Para não tropeçar na tênue linha divisória entre o público e o
privado, Zeca usou o particular
quando ele teve algo a contar sobre a formação do Chico artista.
Da infância, presente em "Retrato em Branco e Preto", há fotos
da família, bilhetes e uma história
em quadrinhos feita por ele. "É o
Chico criando. Quis mostrar a
construção do que ele é hoje."
Embora não seja um registro infantil, mas que remonta à riqueza
criativa dos tempos passados,
quando Chico inventava mapas
de países, há nesta parte da mostra um original de Torgona, cidade imaginária criada nos anos 70 e
desenhada no verso de um cartaz
da peça "Calabar". Em São Paulo,
o mapa ganhou uma plotagem.
Sonorizada de acordo com a
época em questão, o bloco da infância tem como trilha sonora
canções do belga Jacques Brel, frevos e marchinhas. "É uma trilha
sonora maluca.

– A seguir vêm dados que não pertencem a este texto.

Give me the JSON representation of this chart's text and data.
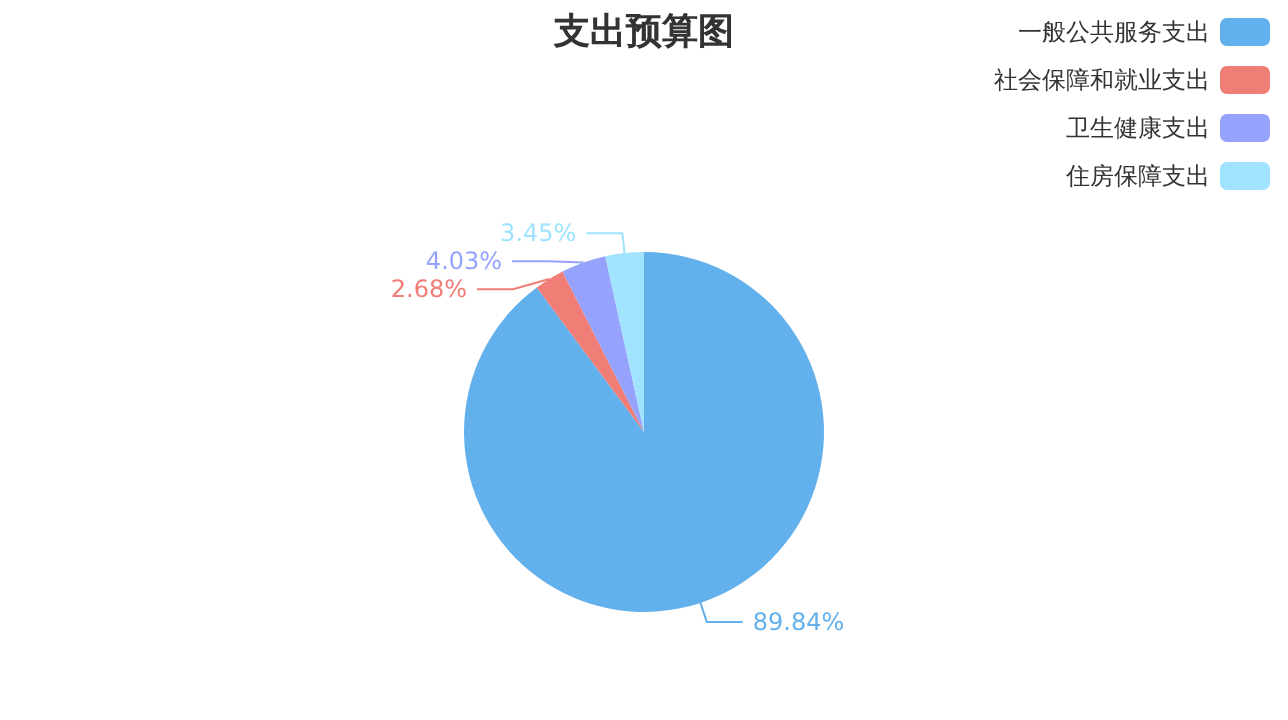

É aquela casa com
sete crianças, um radinho de pilha
e um pai historiador", resume Zeca, que teve a ajuda da tia Miúcha
para criar o set.
Em "Construção", o curador
agrupa compositores fundamentais na formação musical de Chico, com fotos e músicas de Ismael
Silva, Ataulfo Alves, Noel Rosa e
Dorival Caymmi, além de imagens dos inventores da bossa nova João Gilberto, Vinicius e Tom.
Aqui, vale se ater a uma foto em
preto-e-branco, onde se vê a escalação quase completa dos músicos brasileiros: de Braguinha a
Paulinho da Viola, passando por
Francis Hime e Zé Ketti e, é claro,
Chico. Há também um manuscrito de "A Banda" (1966) e a correspondência trocada por Chico e
Vinicius, na qual discutem a letra
de "Valsinha" (1970).
A pérola do bloco sobre sua participação na história política brasileira é um dos dois cartões enviados a Chico em 1979 e 1980, no
qual se lê um "aviso": "O Comando de Caça aos Comunistas deseja
a você, ativista da canalha comunista que enxovalha nosso país,
um péssimo Natal e que se realize
em 1980 nosso confronto final".
No terceiro piso, foram agrupadas outras paixões de Chico: o
teatro, a literatura e o futebol. Parceiros musicais e intérpretes inesquecíveis completam o bloco.
A linha de passe imaginada pelo
compositor sai do campo dos sonhos para ganhar "corpo" no
campo da parede: surge estampada uma seqüência de passes entre
Pelé, Garrincha, Didi, Pagão e Canhoteiro. Há a camisa do time de
Chico, o Polytheama, e a versão
comercial de Ludopédio, jogo inventado por ele durante o auto-exílio na Itália (1969-70), cuja versão comercial chama-se Escrete.
Enquanto vê as paixões de Chico, o público pode aplacar a própria, ouvindo o repertório completo e assistindo a três vídeos.
Em fevereiro, uma adaptação da
exposição, com painéis e reproduções, será exibida em Cuba.